Machine Learning Using Cardiotocography and Other Intrapartum Data to Predict Birth Outcomes
Principal Investigator: Christopher Ryan King (School of Medicine)
Team Members: Chenyang Lu (McKelvey School of Engineering), Michael Dombrowski (School of Medicine)
Electronic fetal monitoring is a common practice for high-risk pregnancies, allowing doctors to track a baby’s heart rate and other vital signs moment by moment throughout the labor process. But its effectiveness is questionable — it has not been shown to reduce negative outcomes, and its subjective interpretation by physicians can result in interventions like unnecessary cesarean deliveries. This project will use machine learning to make electronic fetal monitoring more objective and effective for physicians, studying the data of about 13,000 deliveries completed between 2019 and 2023.
By analyzing this data with machine learning models, the team aims to improve health outcomes for mothers and babies, particularly those in underserved minority populations.

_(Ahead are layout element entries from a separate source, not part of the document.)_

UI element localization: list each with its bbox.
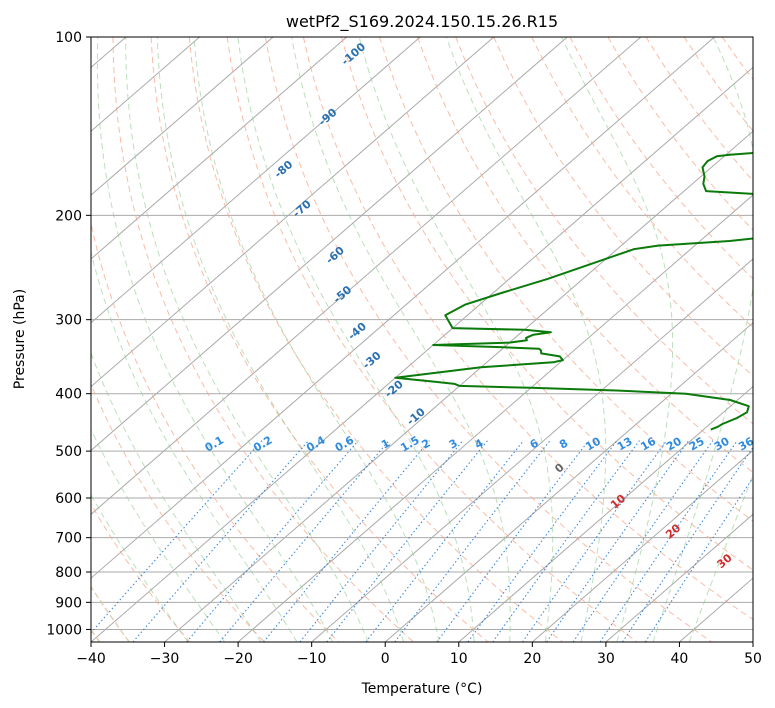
mixing-ratio-line [622, 446, 753, 642]
x-tick-label: −30 [150, 651, 180, 667]
y-tick-label: 800 [55, 565, 82, 581]
isotherm-line [91, 37, 421, 324]
moist-adiabat-line [91, 428, 226, 642]
mixing-ratio-line [467, 440, 618, 642]
y-tick-label: 1000 [46, 622, 82, 638]
chart-title: wetPf2_S169.2024.150.15.26.R15 [286, 12, 558, 32]
y-tick-label: 300 [55, 313, 82, 329]
moist-adiabat-line [96, 37, 334, 642]
y-axis-label: Pressure (hPa) [12, 289, 28, 389]
dry-adiabat-line [150, 37, 489, 642]
isotherm-line [605, 513, 753, 642]
dry-adiabat-line [91, 383, 265, 642]
isotherm-line [91, 37, 715, 579]
mixing-ratio-line [572, 440, 714, 642]
moist-adiabat-line [358, 37, 554, 642]
dewpoint-profile-line [394, 152, 753, 431]
isotherm-line [91, 37, 568, 452]
moist-adiabat-line [652, 37, 753, 642]
dry-adiabat-line [188, 37, 563, 642]
moist-adiabat-line [156, 37, 405, 642]
mixing-ratio-line [365, 440, 524, 642]
y-tick-label: 600 [55, 491, 82, 507]
moist-adiabat-line [445, 37, 607, 642]
y-axis-ticks: 100 200 300 400 500 600 700 800 900 1000 [46, 30, 91, 638]
dry-adiabat-line [531, 37, 753, 329]
isotherm-line [458, 385, 753, 642]
x-tick-label: −20 [223, 651, 253, 667]
mixing-ratio-line [91, 440, 263, 634]
x-tick-label: 20 [523, 651, 541, 667]
mixing-ratio-line [644, 476, 753, 642]
moist-adiabat-line [193, 37, 440, 642]
isotherm-line [311, 258, 753, 642]
moist-adiabat-line [237, 37, 475, 642]
isotherm-line [164, 130, 753, 642]
x-tick-label: 0 [381, 651, 390, 667]
moist-adiabat-line [291, 37, 511, 642]
dry-adiabat-line [341, 37, 753, 571]
isotherm-line [531, 449, 753, 642]
background-lines [91, 37, 753, 642]
x-tick-label: 10 [450, 651, 468, 667]
mixing-ratio-line [263, 440, 430, 642]
x-axis-ticks: −40 −30 −20 −10 0 10 20 30 40 50 [76, 642, 762, 667]
x-tick-label: 50 [744, 651, 762, 667]
mixing-ratio-line [546, 440, 690, 642]
moist-adiabat-line [91, 250, 298, 642]
isotherm-line [91, 37, 642, 515]
dry-adiabat-line [226, 37, 638, 642]
mixing-ratio-line [492, 440, 640, 642]
moist-adiabat-line [91, 351, 262, 642]
x-tick-label: 40 [671, 651, 689, 667]
y-tick-label: 500 [55, 444, 82, 460]
y-tick-label: 400 [55, 387, 82, 403]
isotherm-line [91, 37, 495, 388]
plot-frame [90, 36, 754, 643]
mixing-ratio-line [299, 440, 464, 642]
dry-adiabat-line [493, 37, 753, 377]
moist-adiabat-line [688, 473, 753, 642]
mixing-ratio-line [599, 440, 738, 642]
dry-adiabat-line [417, 37, 753, 474]
dry-adiabat-line [91, 503, 191, 642]
dry-adiabat-line [112, 37, 414, 642]
x-axis-label: Temperature (°C) [361, 681, 483, 697]
y-tick-label: 100 [55, 30, 82, 46]
x-tick-label: −40 [76, 651, 106, 667]
moist-adiabat-line [561, 37, 674, 642]
x-tick-label: −10 [297, 651, 327, 667]
y-tick-label: 200 [55, 208, 82, 224]
moist-adiabat-line [91, 493, 189, 642]
x-tick-label: 30 [597, 651, 615, 667]
isotherm-line [91, 66, 753, 642]
y-tick-label: 900 [55, 595, 82, 611]
y-tick-label: 700 [55, 531, 82, 547]
profiles [394, 152, 753, 431]
mixing-ratio-line [132, 440, 310, 642]
isotherm-line [91, 37, 274, 196]
dry-adiabat-line [91, 221, 340, 642]
dry-adiabat-line [264, 37, 713, 642]
isotherm-line [237, 194, 753, 642]
isotherm-line [384, 322, 753, 642]
isotherm-line [91, 37, 348, 260]
moist-adiabat-line [125, 37, 369, 642]
mixing-ratio-label: 36 [736, 434, 756, 453]
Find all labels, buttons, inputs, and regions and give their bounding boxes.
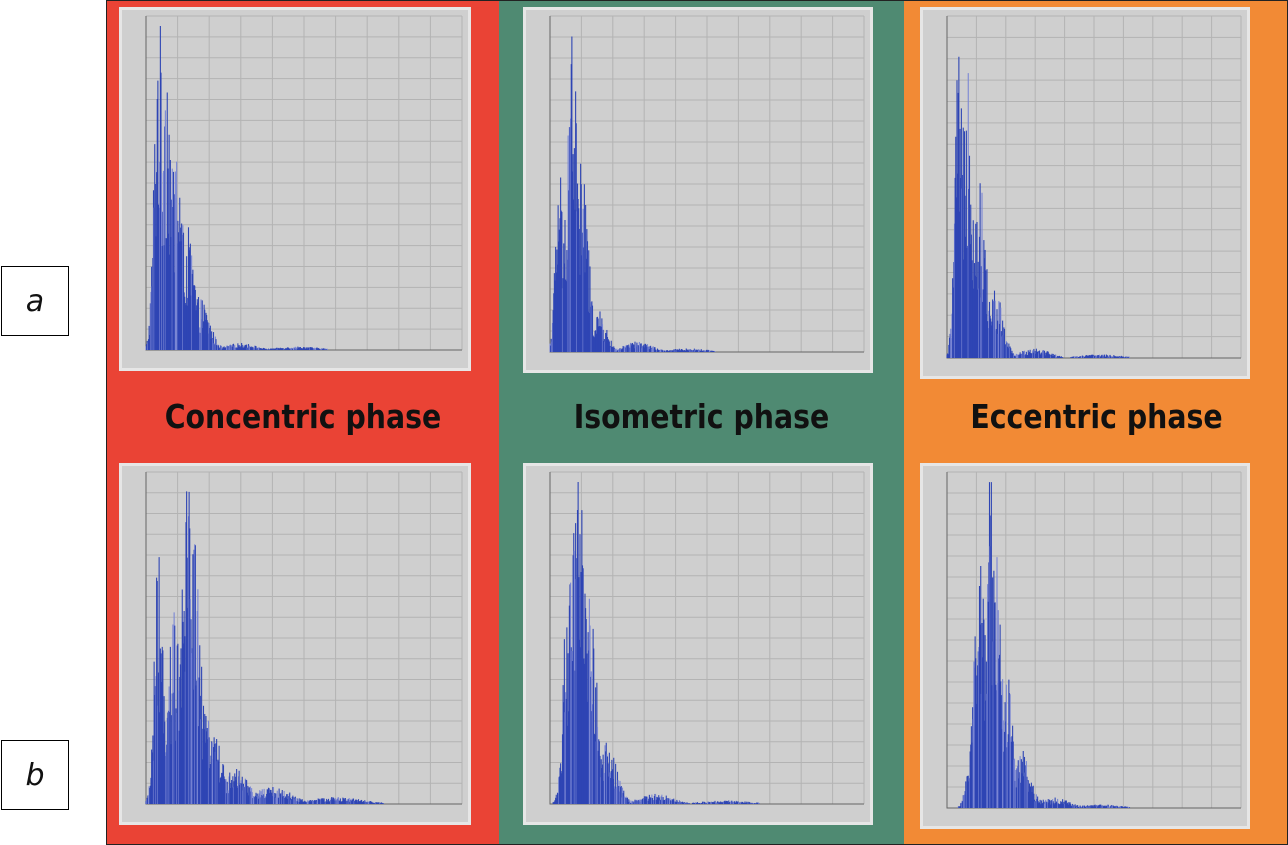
column-concentric: Concentric phase — [107, 1, 499, 844]
chart-svg — [145, 471, 463, 805]
chart-svg — [946, 471, 1242, 809]
chart-a-eccentric — [920, 7, 1250, 379]
chart-b-concentric — [119, 463, 471, 825]
phase-title-eccentric: Eccentric phase — [970, 397, 1223, 436]
axis-lines — [946, 472, 1241, 809]
chart-a-isometric — [523, 7, 873, 373]
phase-title-concentric: Concentric phase — [164, 397, 442, 436]
chart-svg — [946, 15, 1242, 359]
chart-svg — [145, 15, 463, 351]
row-label-a: a — [1, 266, 69, 336]
chart-svg — [549, 471, 865, 805]
column-isometric: Isometric phase — [499, 1, 904, 844]
chart-a-concentric — [119, 7, 471, 371]
row-label-b: b — [1, 740, 69, 810]
figure-frame: Concentric phase Isometric phase Eccentr… — [106, 0, 1288, 845]
column-eccentric: Eccentric phase — [904, 1, 1287, 844]
phase-title-isometric: Isometric phase — [573, 397, 830, 436]
chart-b-eccentric — [920, 463, 1250, 829]
chart-b-isometric — [523, 463, 873, 825]
chart-svg — [549, 15, 865, 353]
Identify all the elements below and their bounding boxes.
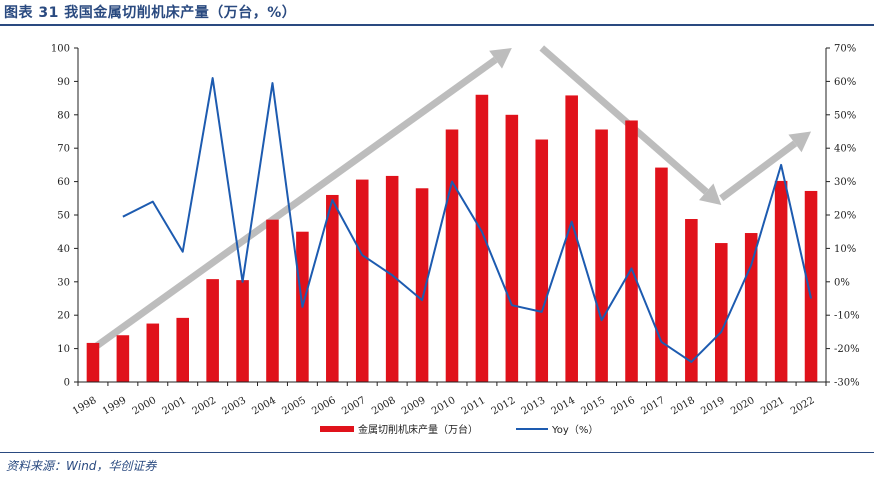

Neighborhood Change, Student Mobility, and School Belonging: Novel Insights Using Advanced Methods and Algorithmic Data Linkages
Principal Investigator: Jason Jabbari (Brown School)
Team Members: Christopher Rozek (Education), Ted Enamorado (Political Science)
Students do better at school when they feel like they belong — that their peers and educators respect, include, and support them. But lower-income students face unique barriers to their sense of belonging, especially given their tendency to change homes and schools more frequently than higher-income peers. This project will study how students’ sense of belonging is related to student mobility (changing schools or districts due to a family move) and other long-term outcomes (including students’ likelihood to attend college or vote post-high school). It will merge unique strands of data from families, schools, and neighborhoods. The team will also collect new data on student belonging through a pilot project.
Through these studies, the team will develop potential school-based interventions to assist highly mobile students in St. Louis, helping to bolster their sense of belonging in their new schools and improve their long-term outcomes.
Understanding the Facets of Stakeholder Trust in AI Tools for Housing
Principal Investigator: Chien-Ju Ho (McKelvey School of Engineering)
Team Members: Patrick Fowler (Brown School), Alex DiChristofano (Computational & Data Sciences)
Artificial intelligence tools have the potential to make major contributions in addressing America’s affordable housing crisis. Research projects have shown that AI can help to identify households at the highest risk of eviction, or point people toward useful housing services in their region. But when it comes to actively applying AI to housing policy, the trust from key stakeholders often isn’t there.
This research group will study whether stakeholders would be more trusting of these tools if they had a hand in training them. This approach would allow key decision-makers to provide the data used in developing AI models, as well as give them the chance to offer feedback on the AI’s responses. Through behavioral experiments and interviews, this team plans to get to the bottom of what builds trust in AI, and how joint human-AI decisions can lead to better policy.